Guidewire slippage into the peritoneal cavity during clinical operations is extremely rare. Therefore, this paper aims to report a successful case of guidewire removal using transgastric natural orifice transluminal endoscopic surgery (NOTES). The goal is to enhance physicians' understanding of the management plan for this unique scenario and provide a valuable reference for clinical practice.

CASE SUMMARY

A 64-year-old man presented with abdominal distension and was diagnosed with cirrhosis combined with massive ascites. To proceed with treatment, the patient underwent ultrasound-guided peritoneal puncture and underwent catheterization and drainage. Unfortunately, a 0.035-inch guidewire slipped into the abdominal cavity during the procedure. Following a comprehensive evaluation and consultation by a multidisciplinary team, the guidewire was successfully removed using NOTES.

CONCLUSION

This case highlights the potential consideration of transgastric NOTES removal when encountering a foreign body, such as a guidewire, within the abdominal cavity.

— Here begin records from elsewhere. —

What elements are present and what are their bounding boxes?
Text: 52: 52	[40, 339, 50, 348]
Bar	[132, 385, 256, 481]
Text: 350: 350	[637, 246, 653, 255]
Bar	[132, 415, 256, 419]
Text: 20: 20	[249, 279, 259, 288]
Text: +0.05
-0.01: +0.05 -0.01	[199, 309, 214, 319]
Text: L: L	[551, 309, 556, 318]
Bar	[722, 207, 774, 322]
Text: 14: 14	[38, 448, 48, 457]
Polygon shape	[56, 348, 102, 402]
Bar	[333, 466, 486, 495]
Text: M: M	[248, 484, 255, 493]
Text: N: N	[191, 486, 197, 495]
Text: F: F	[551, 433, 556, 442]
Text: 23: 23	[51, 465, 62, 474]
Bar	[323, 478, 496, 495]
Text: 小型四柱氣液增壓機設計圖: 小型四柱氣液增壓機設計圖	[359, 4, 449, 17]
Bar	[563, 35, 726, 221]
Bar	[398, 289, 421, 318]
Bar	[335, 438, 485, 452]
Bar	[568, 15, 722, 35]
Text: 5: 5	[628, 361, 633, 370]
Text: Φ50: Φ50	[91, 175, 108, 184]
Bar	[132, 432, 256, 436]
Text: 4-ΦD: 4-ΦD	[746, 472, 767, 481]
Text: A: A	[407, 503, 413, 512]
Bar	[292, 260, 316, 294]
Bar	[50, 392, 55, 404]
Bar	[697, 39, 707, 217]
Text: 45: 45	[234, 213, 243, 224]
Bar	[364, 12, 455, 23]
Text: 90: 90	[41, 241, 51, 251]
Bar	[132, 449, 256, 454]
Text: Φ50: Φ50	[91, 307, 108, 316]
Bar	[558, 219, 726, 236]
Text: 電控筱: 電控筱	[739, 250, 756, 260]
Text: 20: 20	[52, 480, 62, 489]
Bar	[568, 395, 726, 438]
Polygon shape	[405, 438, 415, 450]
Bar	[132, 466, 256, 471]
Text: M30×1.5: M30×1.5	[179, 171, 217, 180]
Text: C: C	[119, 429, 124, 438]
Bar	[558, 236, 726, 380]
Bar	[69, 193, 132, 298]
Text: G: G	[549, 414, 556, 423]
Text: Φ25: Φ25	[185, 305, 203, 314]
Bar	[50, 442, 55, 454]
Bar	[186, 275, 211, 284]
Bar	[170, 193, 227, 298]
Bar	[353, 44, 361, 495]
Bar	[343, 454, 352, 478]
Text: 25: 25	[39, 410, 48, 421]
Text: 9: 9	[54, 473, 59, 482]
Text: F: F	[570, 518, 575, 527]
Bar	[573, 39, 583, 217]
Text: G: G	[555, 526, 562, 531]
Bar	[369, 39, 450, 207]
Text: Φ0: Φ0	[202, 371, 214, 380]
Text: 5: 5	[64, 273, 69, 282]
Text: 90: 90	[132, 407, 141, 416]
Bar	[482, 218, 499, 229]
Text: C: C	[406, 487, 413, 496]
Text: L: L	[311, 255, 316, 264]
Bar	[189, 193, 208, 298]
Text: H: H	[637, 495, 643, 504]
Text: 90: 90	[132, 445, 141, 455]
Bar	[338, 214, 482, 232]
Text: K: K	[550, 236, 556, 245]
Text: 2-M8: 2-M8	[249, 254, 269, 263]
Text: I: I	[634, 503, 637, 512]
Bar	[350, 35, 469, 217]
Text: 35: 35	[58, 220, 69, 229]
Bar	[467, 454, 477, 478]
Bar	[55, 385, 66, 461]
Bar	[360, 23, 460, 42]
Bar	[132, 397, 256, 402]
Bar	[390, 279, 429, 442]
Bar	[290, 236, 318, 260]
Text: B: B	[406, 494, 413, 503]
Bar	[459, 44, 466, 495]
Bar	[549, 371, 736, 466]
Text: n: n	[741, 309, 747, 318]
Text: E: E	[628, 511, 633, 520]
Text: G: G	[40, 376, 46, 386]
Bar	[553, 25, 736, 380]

Keywords: Guidewire, Abdominal cavity, Natural orifice transluminal endoscopic surgery, Cirrhosis, Massive ascites, Case report

Core Tip: Guidewires play a crucial role in facilitating various medical procedures. Whereas previous reports primarily focused on guidewire breakage and subsequent entrapment within peripheral blood vessels during interventional procedures, this case highlights a unique incident where a guidewire slipped into the abdominal cavity. After extensive multidisciplinary consultations, which took into account the patient's age, frail physical condition, and fair coagulation function, the abdominal guidewire was successfully removed using natural orifice transluminal endoscopic surgery in accordance with individual wishes of the patient. Consequently, the patient experienced a smooth recovery without fever or abdominal pain. This comprehensive article meticulously delineates the management of this exceptional case, which presents an inevitable scenario in clinical practice, ultimately offering valuable insights for healthcare practitioners.